Does giving up (or even cutting back on) the meat in your diet mean you have to eat lots of soy-based fake meat?
Honestly, I find it kind of confusing that so often when you talk about eating less meat, people so often bring up fake meats made from genetically modified soy as if that’s the only other thing you could possibly eat. That’s just hands-down untrue, and I think it makes veganism or even eating less meat seem like something unattainable or very expensive.
You can eat less (or no!) meat without ever eating fake meat, and not all fake meats have soy in them. I love me some fake meat – don’t get me wrong – but it’s not for everyone, and you can be a vegan your whole life without ever eating a Tofurkey sausage, if that’s something that’s important to you.
It’s also possible to eat soy without eating genetically modified soy. One surefire way to make sure anything you eat is not genetically modified is to choose organic. Organics, by definition, can’t be genetically modified. You can also look for the Non-GMO Project label on foods. Foods bearing that certification have been verified to be GMO Free.
I know that some folks see vegans as high and mighty when we talk about food, and I want very much for this discussion to not be that way. I respect anyone who’s making mindful food choices, whether I completely agree with them or not. We’re all trying to choose diets that reflect what we feel is best for our bodies and for the planet.
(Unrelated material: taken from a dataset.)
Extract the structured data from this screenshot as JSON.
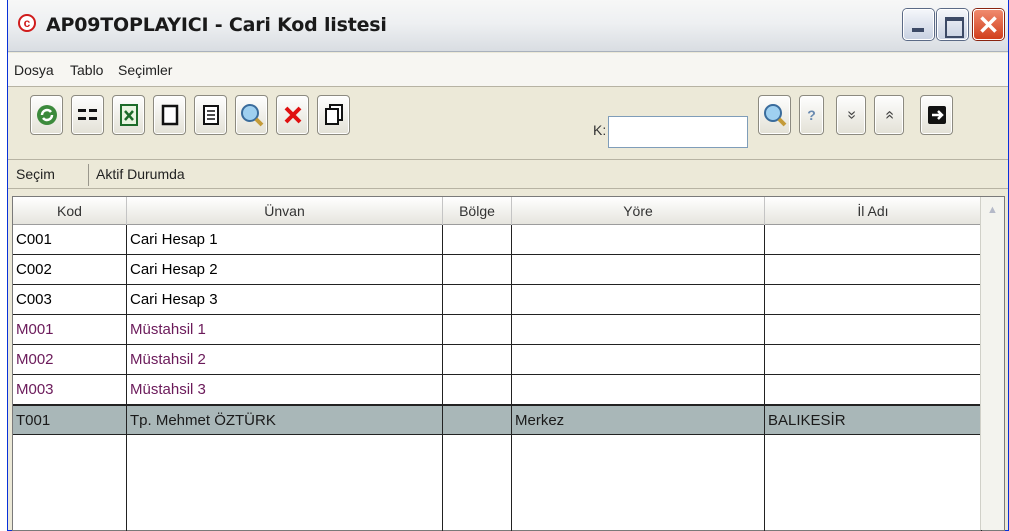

This article isn’t even about convincing you to go vegan. It’s just about dispelling the common misconception that vegans have to eat fake meat and lots of soy.
On the next page, let’s talk about vegan main dishes that don’t involve any fake meat.
Eating Vegan Without the Soy
So, if you’re not replacing chicken with fake chicken and beef with fake beef, what does a vegan meal look like, and how do you get enough protein? Just like with a vegetarian diet, the trick is to reimagine your plate. If you live in the South, like I do, the typical meal is probably something like “meat and three,” where the meat is the star of the show, and the sides are overcooked veggies and maybe some mac and cheese. Take out the cheese and the meat, and that’s a pretty sorry plate!
Related Reading: 5 Soy Free Milk Alternatives
Getting out of that meat-plus-sides mindset is the key to healthy vegan eating. Here are some sample vegan main dishes that are delicious one-dish meals or as the main event with your favorite veggies on the side:
- Vegan Shepherd’s Pie – This dish is pure comfort food.
- Baingan Bharta – Indian eggplant stew. Serve over brown basmati rice. Yum!
- Soba Noodles with Citrus and Avocado – This is tasty served hot or cold.
- International Quinoa Salad – Nice and summery!
- Bowl of Stuff – A versatile dish that uses…whatever’s in your kitchen. I eat bowl of stuff at least three times a week. Sometimes more!
Of course, these are just a few examples. In general if you mix up your favorite starch or whole grain with a vegan protein source, veggies, and spices or a tasty sauce, chances are you’ve got a delicious, filling main course with no meat or fake meat in sight!
Up next, check out some vegan protein sources that are completely soy free and don’t rely on fake meats.
Vegan Protein Sources
So, how do you get enough protein without fake meat? It’s actually surprisingly easy! There are lots of vegan protein sources that are not only delicious and soy-free but inexpensive.
Worried about getting enough protein? It’s probably not a problem. Most Americans eat far more than the RDA for protein each day, and if you’re eating a balanced diet, you should be meeting your protein needs without having to do anything extra. Since I started distance running last year, I’ve been using a nutrition data app to track my nutritional intake to make sure I’m on track, and I get more than the RDA for protein every day without deliberately adding it to my diet.
Related Reading: Superfood: 10 Quinoa Recipes
Here are some common, soy-free, fake-meat-free vegan protein sources:
- Whole grains - quinoa, whole wheat pasta, brown rice, millet, rolled oats, barley, etc.
- Beans – black, pinto, lentils, garbanzo beans, etc.
- Seitan – a high protein dough made from vital wheat gluten that’s great in stir fries, sandwiches, pasta, and casseroles
- Nuts – cashews, peanuts, pine nuts, walnuts, etc.
- Seeds – sunflower, sesame, chia, flax, etc.
- Fruits and veggies – It might be surprising, but even fruits and veggies often contain protein.
If you want some more specific info on how much protein is in different vegan foods, the Vegetarian Resource Group has an excellent table showing some common plant-based foods and their protein content. You can also use sites like Nutrition Data to look up different foods and find their nutritional content, including protein.
I’d love to hear from you guys! How often – if ever – do you eat meat? Do you think you could replace even a few weekly servings of meat with any of these vegan alternatives?